24.04.2013 Par Guillaume Belan (FOB)
S’il est encore bien tôt pour dégager les retours d’expériences de l’engagement français dans l’opération Serval au Mali, quelques leçons peuvent cependant être dégagées. L’exercice à chaud est évidemment incomplet et périlleux, mais reste intéressant, particulièrement dans cette période de choix budgétaire et capacitaire. FOB se plonge dans ce délicat travail, à travers plusieurs thèmes. Le premier : les forces étaient-elles prêtes ?
Une opex sans préparation spécifique : une première !
Le théâtre malien s’est ouvert dans une période de désengagement français. Liban, Côte d’Ivoire ou encore Afghanistan : l’ensemble des opérations extérieures françaises se fermaient. Outre un désengagement humain et logistique, l’une des conséquences de ces retraits est que les préparations dédiées aux déploiements fermaient également leurs portes. Dans le langage militaire, cela s’appelle une MCP ou mise en conditionavant projection. L’armée de terre avait développé des MCP différenciées selon les théâtres : on ne se prépare pas de la même manière si l’on va au Liban ou en Afghanistan, la mission et l’environnement n’ont rien à voir. Pour l’Afghanistan par exemple, un entraînement de 6 mois dans une FOB (base avancée) spécialement créée pour cette mission (Camp de Canjuers) était imposé.

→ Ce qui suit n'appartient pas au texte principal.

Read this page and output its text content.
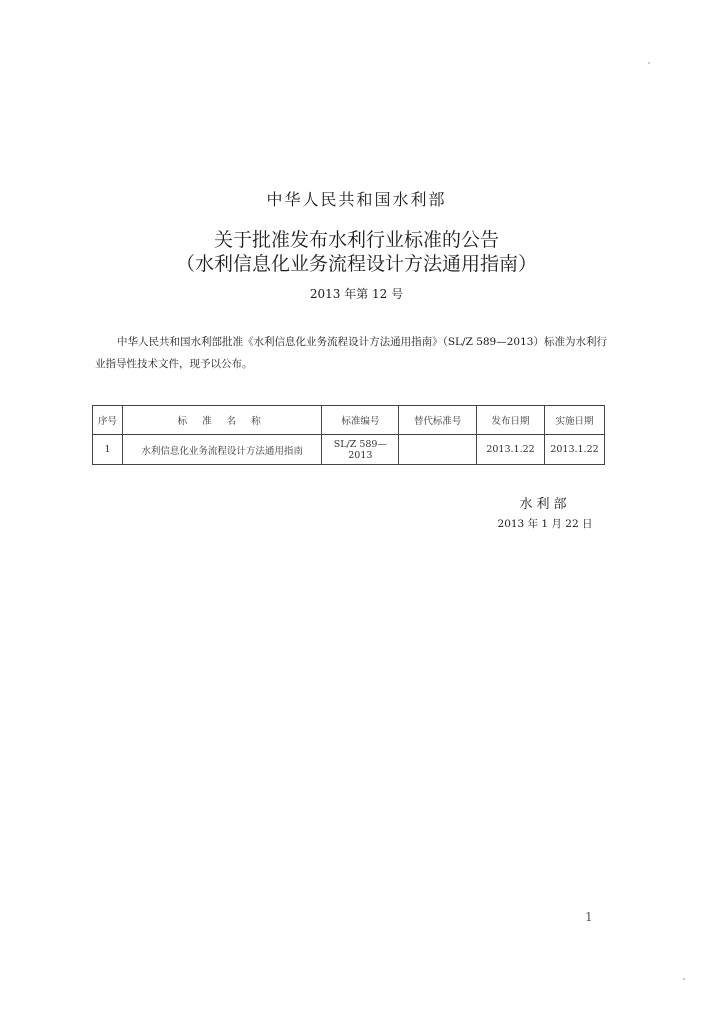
中华人民共和国水利部
关于批准发布水利行业标准的公告
（水利信息化业务流程设计方法通用指南）
2013 年第 12 号
中华人民共和国水利部批准《水利信息化业务流程设计方法通用指南》（SL/Z 589—2013）标准为水利行业指导性技术文件，现予以公布。
序号	标 准 名 称	标准编号	替代标准号	发布日期	实施日期
1	水利信息化业务流程设计方法通用指南	SL/Z 589—2013		2013.1.22	2013.1.22
水利部
2013 年 1 月 22 日
1
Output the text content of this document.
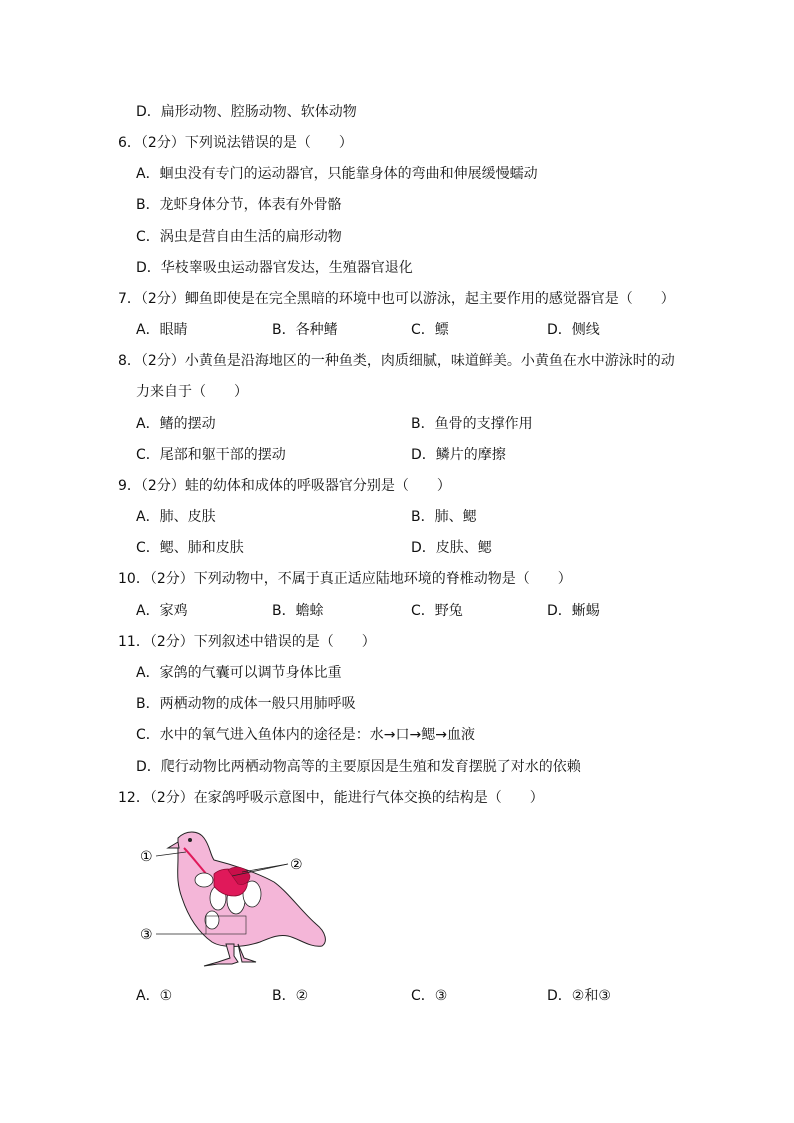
D．扁形动物、腔肠动物、软体动物
6．（2分）下列说法错误的是（　　）
A．蛔虫没有专门的运动器官，只能靠身体的弯曲和伸展缓慢蠕动
B．龙虾身体分节，体表有外骨骼
C．涡虫是营自由生活的扁形动物
D．华枝睾吸虫运动器官发达，生殖器官退化
7．（2分）鲫鱼即使是在完全黑暗的环境中也可以游泳，起主要作用的感觉器官是（　　）
A．眼睛	B．各种鳍	C．鳔	D．侧线
8．（2分）小黄鱼是沿海地区的一种鱼类，肉质细腻，味道鲜美。小黄鱼在水中游泳时的动
力来自于（　　）
A．鳍的摆动	B．鱼骨的支撑作用
C．尾部和躯干部的摆动	D．鳞片的摩擦
9．（2分）蛙的幼体和成体的呼吸器官分别是（　　）
A．肺、皮肤	B．肺、鳃
C．鳃、肺和皮肤	D．皮肤、鳃
10．（2分）下列动物中，不属于真正适应陆地环境的脊椎动物是（　　）
A．家鸡	B．蟾蜍	C．野兔	D．蜥蜴
11．（2分）下列叙述中错误的是（　　）
A．家鸽的气囊可以调节身体比重
B．两栖动物的成体一般只用肺呼吸
C．水中的氧气进入鱼体内的途径是：水→口→鳃→血液
D．爬行动物比两栖动物高等的主要原因是生殖和发育摆脱了对水的依赖
12．（2分）在家鸽呼吸示意图中，能进行气体交换的结构是（　　）
①	②
③
A．①	B．②	C．③	D．②和③
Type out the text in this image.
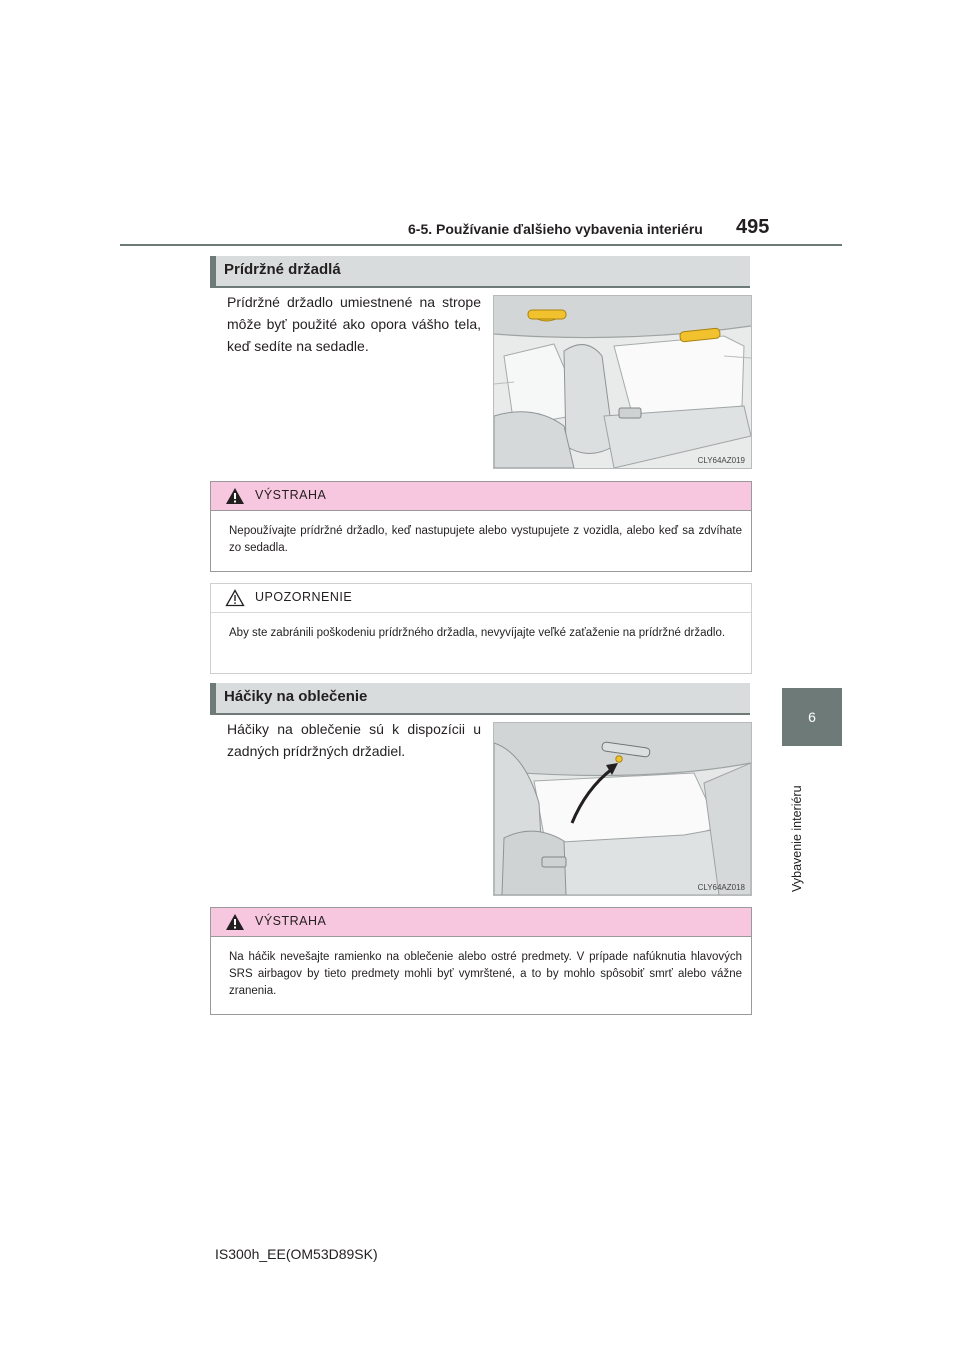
6-5. Používanie ďalšieho vybavenia interiéru 495
6
Vybavenie interiéru
Prídržné držadlá
Prídržné držadlo umiestnené na strope môže byť použité ako opora vášho tela, keď sedíte na sedadle.
CLY64AZ019
VÝSTRAHA
Nepoužívajte prídržné držadlo, keď nastupujete alebo vystupujete z vozidla, alebo keď sa zdvíhate zo sedadla.
UPOZORNENIE
Aby ste zabránili poškodeniu prídržného držadla, nevyvíjajte veľké zaťaženie na prídržné držadlo.
Háčiky na oblečenie
Háčiky na oblečenie sú k dispozícii u zadných prídržných držadiel.
CLY64AZ018
VÝSTRAHA
Na háčik nevešajte ramienko na oblečenie alebo ostré predmety. V prípade nafúknutia hlavových SRS airbagov by tieto predmety mohli byť vymrštené, a to by mohlo spôsobiť smrť alebo vážne zranenia.
IS300h_EE(OM53D89SK)
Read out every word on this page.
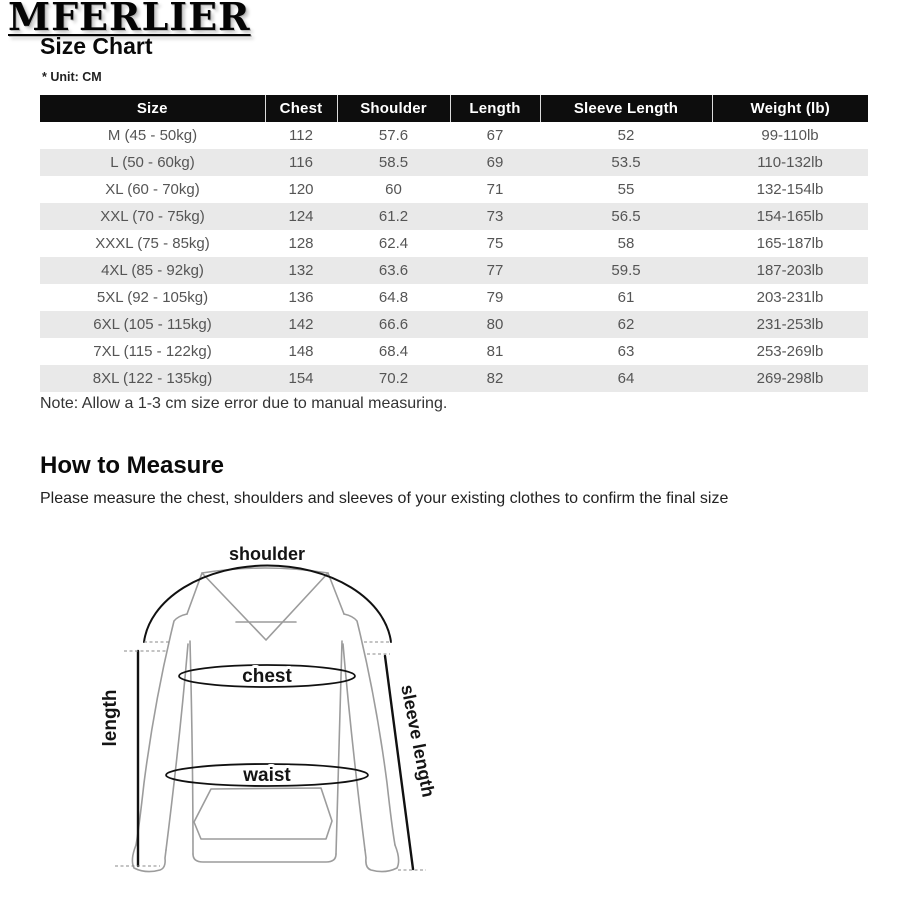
MFERLIER
Size Chart
* Unit: CM
Size	Chest	Shoulder	Length	Sleeve Length	Weight (lb)
M (45 - 50kg)	112	57.6	67	52	99-110lb
L (50 - 60kg)	116	58.5	69	53.5	110-132lb
XL (60 - 70kg)	120	60	71	55	132-154lb
XXL (70 - 75kg)	124	61.2	73	56.5	154-165lb
XXXL (75 - 85kg)	128	62.4	75	58	165-187lb
4XL (85 - 92kg)	132	63.6	77	59.5	187-203lb
5XL (92 - 105kg)	136	64.8	79	61	203-231lb
6XL (105 - 115kg)	142	66.6	80	62	231-253lb
7XL (115 - 122kg)	148	68.4	81	63	253-269lb
8XL (122 - 135kg)	154	70.2	82	64	269-298lb
Note: Allow a 1-3 cm size error due to manual measuring.
How to Measure
Please measure the chest, shoulders and sleeves of your existing clothes to confirm the final size
shoulder
chest
waist
length	sleeve length
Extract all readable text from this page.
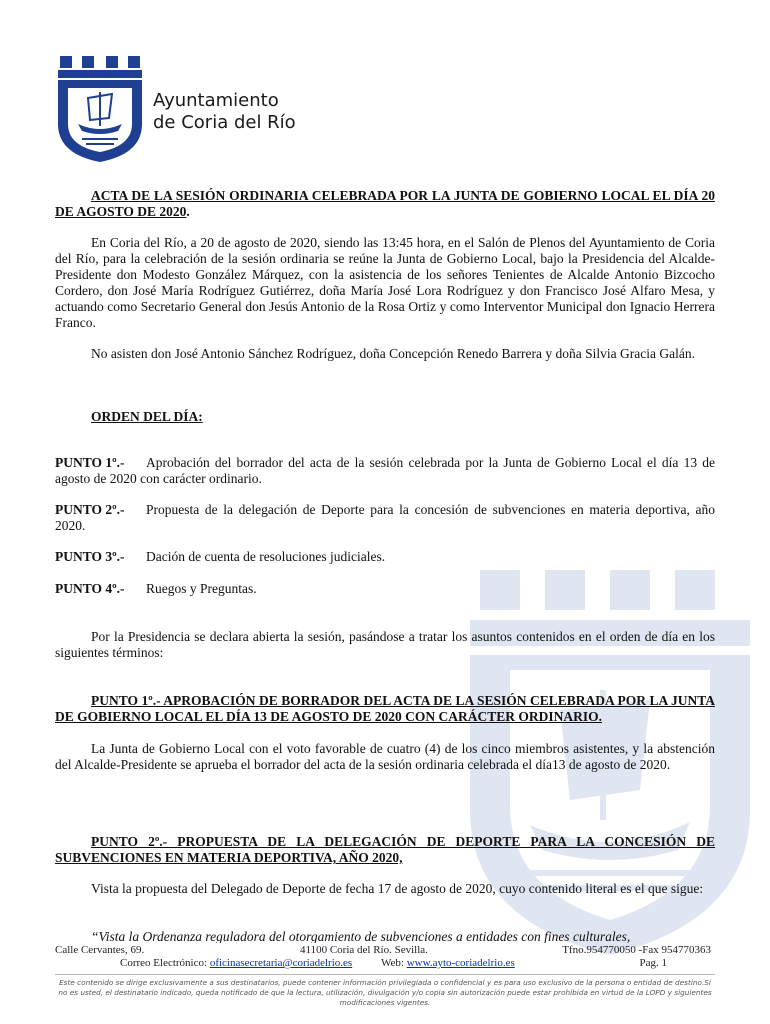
Ayuntamiento
de Coria del Río
ACTA DE LA SESIÓN ORDINARIA CELEBRADA POR LA JUNTA DE GOBIERNO LOCAL EL DÍA 20 DE AGOSTO DE 2020.
En Coria del Río, a 20 de agosto de 2020, siendo las 13:45 hora, en el Salón de Plenos del Ayuntamiento de Coria del Río, para la celebración de la sesión ordinaria se reúne la Junta de Gobierno Local, bajo la Presidencia del Alcalde-Presidente don Modesto González Márquez, con la asistencia de los señores Tenientes de Alcalde Antonio Bizcocho Cordero, don José María Rodríguez Gutiérrez, doña María José Lora Rodríguez y don Francisco José Alfaro Mesa, y actuando como Secretario General don Jesús Antonio de la Rosa Ortiz y como Interventor Municipal don Ignacio Herrera Franco.
No asisten don José Antonio Sánchez Rodríguez, doña Concepción Renedo Barrera y doña Silvia Gracia Galán.
ORDEN DEL DÍA:
PUNTO 1º.- Aprobación del borrador del acta de la sesión celebrada por la Junta de Gobierno Local el día 13 de agosto de 2020 con carácter ordinario.
PUNTO 2º.- Propuesta de la delegación de Deporte para la concesión de subvenciones en materia deportiva, año 2020.
PUNTO 3º.- Dación de cuenta de resoluciones judiciales.
PUNTO 4º.- Ruegos y Preguntas.
Por la Presidencia se declara abierta la sesión, pasándose a tratar los asuntos contenidos en el orden de día en los siguientes términos:
PUNTO 1º.- APROBACIÓN DE BORRADOR DEL ACTA DE LA SESIÓN CELEBRADA POR LA JUNTA DE GOBIERNO LOCAL EL DÍA 13 DE AGOSTO DE 2020 CON CARÁCTER ORDINARIO.
La Junta de Gobierno Local con el voto favorable de cuatro (4) de los cinco miembros asistentes, y la abstención del Alcalde-Presidente se aprueba el borrador del acta de la sesión ordinaria celebrada el día13 de agosto de 2020.
PUNTO 2º.- PROPUESTA DE LA DELEGACIÓN DE DEPORTE PARA LA CONCESIÓN DE SUBVENCIONES EN MATERIA DEPORTIVA, AÑO 2020,
Vista la propuesta del Delegado de Deporte de fecha 17 de agosto de 2020, cuyo contenido literal es el que sigue:
“Vista la Ordenanza reguladora del otorgamiento de subvenciones a entidades con fines culturales,
Calle Cervantes, 69.	41100 Coria del Río. Sevilla.	Tfno.954770050 -Fax 954770363
Correo Electrónico: oficinasecretaria@coriadelrio.es	Web: www.ayto-coriadelrio.es	Pag. 1
Este contenido se dirige exclusivamente a sus destinatarios, puede contener información privilegiada o confidencial y es para uso exclusivo de la persona o entidad de destino.Si no es usted, el destinatario indicado, queda notificado de que la lectura, utilización, divulgación y/o copia sin autorización puede estar prohibida en virtud de la LOPD y siguientes modificaciones vigentes.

Or, depuis le durcissement des opérations vécues à partir de 2007,l’armée française n’est jamais partie en opération sans cet entraînement spécifique. Le temps politique a toujours laissé le temps aux militaires d’anticiper et de se tenir fin prêt.
Pour le Mali, rien de tout cela ! Bamako était à quelques heures de tomber aux mains des djihadistes. Serval a été lancé dans l’urgence, pas le temps pour une MCP! 5 heures après la décision présidentielle, les premières Gazelles frappaient les pick-up d’AQMI. Une première dans l’histoire militaire moderne française !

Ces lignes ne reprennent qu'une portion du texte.